If there is a living memory of my mother’s kitchen, it is that of this tomato sauce with meat, the one that is put on spaghetti, gnocchi, lasagne, or even eaten alone with bread and a large salad. I love it, I just love it. I remember that on the patio we had a small laurel tree and every time he prepared it he would send me to look for the aromatic leaves.
I really like to make this recipe using the cut of meat ¨salon¨ as it is called here in Ecuador (chicken goose in Chile, eye of the round in the US, round boy in Venezuela), it is a lean cut in the shape of a cylinder, cooked long. I cook the tomato sauce with meat for at least two hours so that it is very soft, takes on good color, and has a delicious flavor. And like all stews, the next day it is even richer.

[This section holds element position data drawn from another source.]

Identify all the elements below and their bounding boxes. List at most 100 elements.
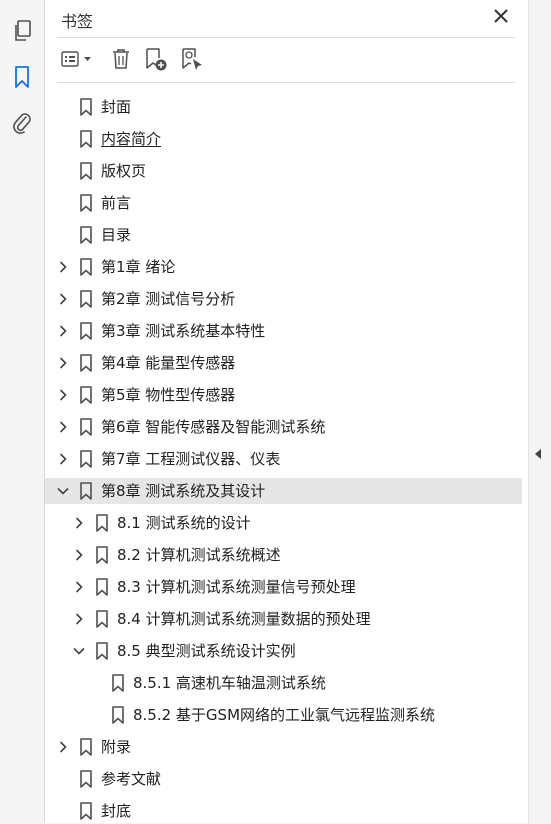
bookmark-icon	[79, 770, 93, 788]
bookmark-row[interactable]: 第6章 智能传感器及智能测试系统	[45, 414, 522, 440]
bookmark-row[interactable]: 8.3 计算机测试系统测量信号预处理	[45, 574, 522, 600]
chevron-right-icon[interactable]	[71, 579, 87, 595]
bookmark-icon	[111, 706, 125, 724]
bookmark-icon	[79, 290, 93, 308]
new-bookmark-button[interactable]	[143, 47, 169, 75]
bookmark-label: 8.1 测试系统的设计	[117, 514, 251, 532]
bookmark-label: 封面	[101, 98, 132, 116]
options-menu-button[interactable]	[59, 47, 95, 75]
bookmark-icon	[95, 642, 109, 660]
chevron-right-icon[interactable]	[55, 451, 71, 467]
bookmark-icon	[95, 546, 109, 564]
bookmark-row[interactable]: 目录	[45, 222, 522, 248]
bookmark-icon	[95, 610, 109, 628]
bookmark-row[interactable]: 第1章 绪论	[45, 254, 522, 280]
bookmark-icon	[79, 386, 93, 404]
bookmark-label: 第3章 测试系统基本特性	[101, 322, 266, 340]
bookmark-row[interactable]: 8.5.2 基于GSM网络的工业氯气远程监测系统	[45, 702, 522, 728]
bookmark-icon	[79, 450, 93, 468]
chevron-right-icon[interactable]	[55, 323, 71, 339]
close-icon	[494, 8, 508, 27]
bookmark-row[interactable]: 第7章 工程测试仪器、仪表	[45, 446, 522, 472]
bookmark-icon	[79, 258, 93, 276]
bookmark-icon	[79, 98, 93, 116]
bookmark-row[interactable]: 8.4 计算机测试系统测量数据的预处理	[45, 606, 522, 632]
bookmark-icon	[79, 162, 93, 180]
chevron-right-icon[interactable]	[71, 547, 87, 563]
bookmark-label: 8.2 计算机测试系统概述	[117, 546, 281, 564]
bookmark-row[interactable]: 8.2 计算机测试系统概述	[45, 542, 522, 568]
bookmark-label: 第1章 绪论	[101, 258, 176, 276]
bookmark-label: 参考文献	[101, 770, 162, 788]
panel-header: 书签	[45, 0, 528, 36]
chevron-right-icon[interactable]	[55, 355, 71, 371]
bookmark-label: 内容简介	[101, 130, 162, 148]
bookmark-row[interactable]: 第5章 物性型传感器	[45, 382, 522, 408]
bookmark-find-icon	[179, 46, 205, 76]
attachments-icon[interactable]	[9, 110, 35, 136]
bookmark-row[interactable]: 封面	[45, 94, 522, 120]
bookmark-icon	[79, 322, 93, 340]
bookmark-row[interactable]: 8.1 测试系统的设计	[45, 510, 522, 536]
header-divider	[57, 37, 515, 38]
chevron-right-icon[interactable]	[55, 419, 71, 435]
navigation-rail	[0, 0, 45, 823]
delete-icon	[110, 47, 132, 75]
bookmark-label: 版权页	[101, 162, 147, 180]
chevron-down-icon[interactable]	[71, 643, 87, 659]
bookmark-label: 8.3 计算机测试系统测量信号预处理	[117, 578, 356, 596]
bookmark-row[interactable]: 封底	[45, 798, 522, 824]
bookmark-label: 8.4 计算机测试系统测量数据的预处理	[117, 610, 371, 628]
bookmark-label: 第8章 测试系统及其设计	[101, 482, 266, 500]
panel-title: 书签	[61, 12, 94, 31]
bookmark-label: 第5章 物性型传感器	[101, 386, 236, 404]
pages-icon[interactable]	[9, 18, 35, 44]
bookmark-icon	[95, 578, 109, 596]
bookmark-label: 第4章 能量型传感器	[101, 354, 236, 372]
delete-bookmark-button[interactable]	[109, 47, 133, 75]
bookmark-label: 8.5.2 基于GSM网络的工业氯气远程监测系统	[133, 706, 436, 724]
bookmark-row[interactable]: 内容简介	[45, 126, 522, 152]
chevron-right-icon[interactable]	[71, 611, 87, 627]
bookmark-icon	[79, 226, 93, 244]
bookmark-icon	[79, 738, 93, 756]
bookmark-label: 附录	[101, 738, 132, 756]
bookmark-row[interactable]: 前言	[45, 190, 522, 216]
bookmark-row[interactable]: 8.5 典型测试系统设计实例	[45, 638, 522, 664]
collapse-arrow-icon	[534, 444, 542, 463]
bookmark-label: 目录	[101, 226, 132, 244]
bookmark-row[interactable]: 第4章 能量型传感器	[45, 350, 522, 376]
bookmark-row[interactable]: 版权页	[45, 158, 522, 184]
bookmark-icon	[111, 674, 125, 692]
bookmark-label: 第6章 智能传感器及智能测试系统	[101, 418, 326, 436]
new-bookmark-icon	[143, 46, 169, 76]
bookmark-icon	[79, 482, 93, 500]
collapse-panel-handle[interactable]	[531, 440, 545, 466]
chevron-right-icon[interactable]	[55, 387, 71, 403]
bookmark-icon	[79, 354, 93, 372]
bookmark-row[interactable]: 附录	[45, 734, 522, 760]
bookmark-icon	[95, 514, 109, 532]
bookmark-icon	[79, 194, 93, 212]
bookmarks-icon[interactable]	[9, 64, 35, 90]
bookmark-icon	[79, 130, 93, 148]
close-panel-button[interactable]	[490, 6, 512, 28]
bookmark-label: 8.5.1 高速机车轴温测试系统	[133, 674, 326, 692]
bookmark-label: 第2章 测试信号分析	[101, 290, 236, 308]
bookmarks-toolbar	[57, 44, 515, 78]
chevron-right-icon[interactable]	[55, 291, 71, 307]
chevron-right-icon[interactable]	[55, 739, 71, 755]
chevron-right-icon[interactable]	[55, 259, 71, 275]
chevron-right-icon[interactable]	[71, 515, 87, 531]
bookmark-icon	[79, 418, 93, 436]
bookmark-label: 封底	[101, 802, 132, 820]
find-bookmark-button[interactable]	[179, 47, 205, 75]
bookmark-row[interactable]: 第2章 测试信号分析	[45, 286, 522, 312]
bookmark-row[interactable]: 第8章 测试系统及其设计	[45, 478, 522, 504]
bookmark-row[interactable]: 第3章 测试系统基本特性	[45, 318, 522, 344]
bookmark-row[interactable]: 8.5.1 高速机车轴温测试系统	[45, 670, 522, 696]
bookmark-row[interactable]: 参考文献	[45, 766, 522, 792]
bookmark-label: 第7章 工程测试仪器、仪表	[101, 450, 281, 468]
bookmark-label: 前言	[101, 194, 132, 212]
chevron-down-icon[interactable]	[55, 483, 71, 499]
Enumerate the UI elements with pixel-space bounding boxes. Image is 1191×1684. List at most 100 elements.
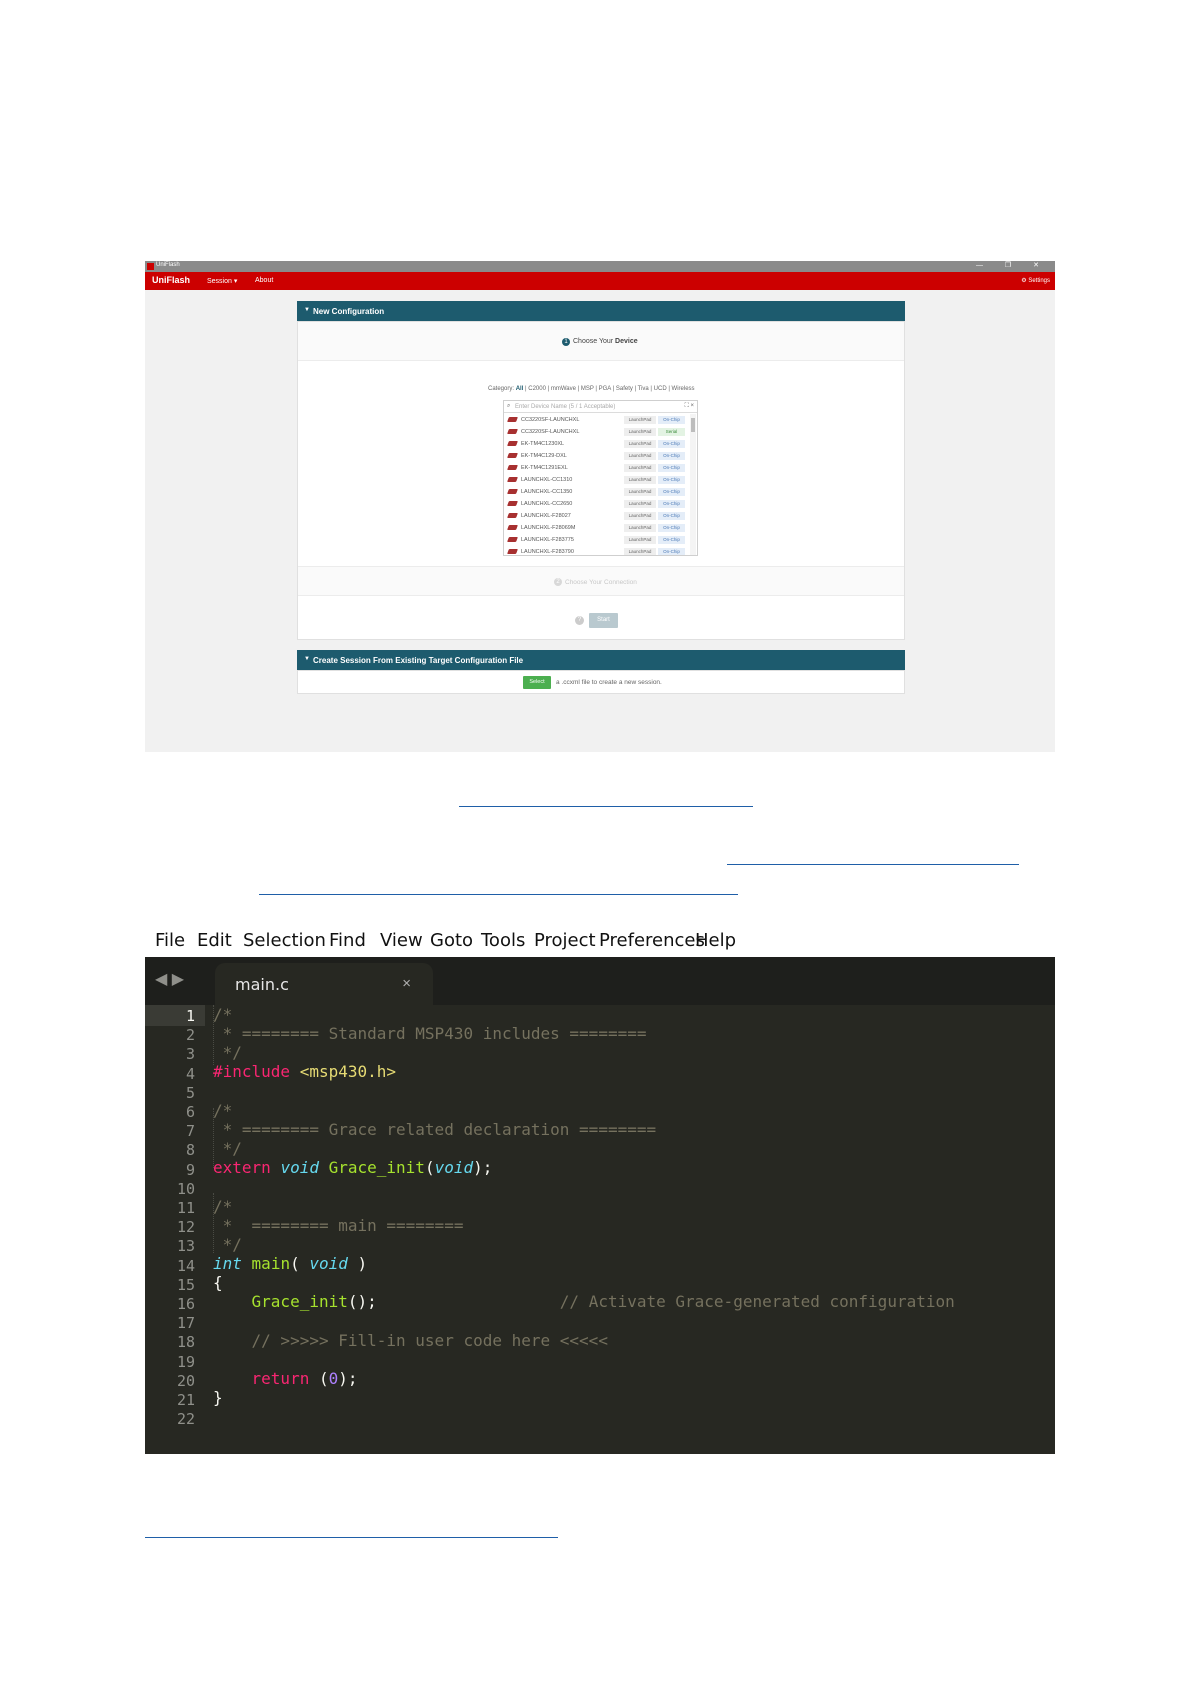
menu-project[interactable]: Project — [534, 930, 596, 951]
device-type-tag: LaunchPad — [624, 488, 656, 496]
hyperlink-underline[interactable] — [727, 864, 1019, 865]
device-type-tag: LaunchPad — [624, 476, 656, 484]
code-token: ); — [338, 1369, 358, 1388]
code-area[interactable]: /* * ======== Standard MSP430 includes =… — [213, 1005, 1053, 1454]
code-token: extern — [213, 1158, 271, 1177]
code-token: ) — [347, 1254, 368, 1273]
board-icon — [507, 453, 518, 458]
board-icon — [507, 417, 518, 422]
device-list-item[interactable]: EK-TM4C1291EXL LaunchPad On-Chip — [504, 462, 688, 474]
line-number: 9 — [185, 1160, 195, 1179]
menu-edit[interactable]: Edit — [197, 930, 232, 951]
device-name: CC3220SF-LAUNCHXL — [521, 417, 580, 423]
menu-view[interactable]: View — [380, 930, 423, 951]
line-number: 11 — [176, 1199, 195, 1217]
board-icon — [507, 537, 518, 542]
device-type-tag: LaunchPad — [624, 440, 656, 448]
step-label-bold: Device — [615, 338, 638, 345]
category-label: Category: — [488, 386, 515, 392]
device-list-item[interactable]: LAUNCHXL-F28027 LaunchPad On-Chip — [504, 510, 688, 522]
code-line: { — [213, 1273, 223, 1292]
board-icon — [507, 501, 518, 506]
device-list: ⌕ Enter Device Name (5 / 1 Acceptable) ⛶… — [503, 400, 698, 556]
menu-preferences[interactable]: Preferences — [599, 930, 705, 951]
section-existing-config-header[interactable]: ▼ Create Session From Existing Target Co… — [297, 650, 905, 670]
line-number: 8 — [185, 1141, 195, 1160]
device-list-item[interactable]: LAUNCHXL-F283775 LaunchPad On-Chip — [504, 534, 688, 546]
menu-tools[interactable]: Tools — [481, 930, 525, 951]
code-token: main — [251, 1254, 291, 1273]
code-line: int main( void ) — [213, 1254, 367, 1273]
code-editor-window: ◀ ▶ main.c × 1 2 3 4 5 6 7 8 9 10 11 12 13 14 15 16 17 18… — [145, 957, 1055, 1454]
tab-main-c[interactable]: main.c × — [215, 963, 433, 1005]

Once the tomato sauce with meat is ready and has warmed up, I like to cut it into thin slices so that the meat is soaked with the juices and is richer. Sometimes when it is left over, the next day we prepare sandwiches with baguette bread and some rich cheese. In this way, they can be put in the oven for a while so the bread is crispy and the cheese melts.
This recipe served in a large bowl over freshly made pasta, can become the best of the family dishes to receive on Sunday at home. Ah, please don’t forget to accompany it with a good Parmesan cheese, which raises the umami level even more.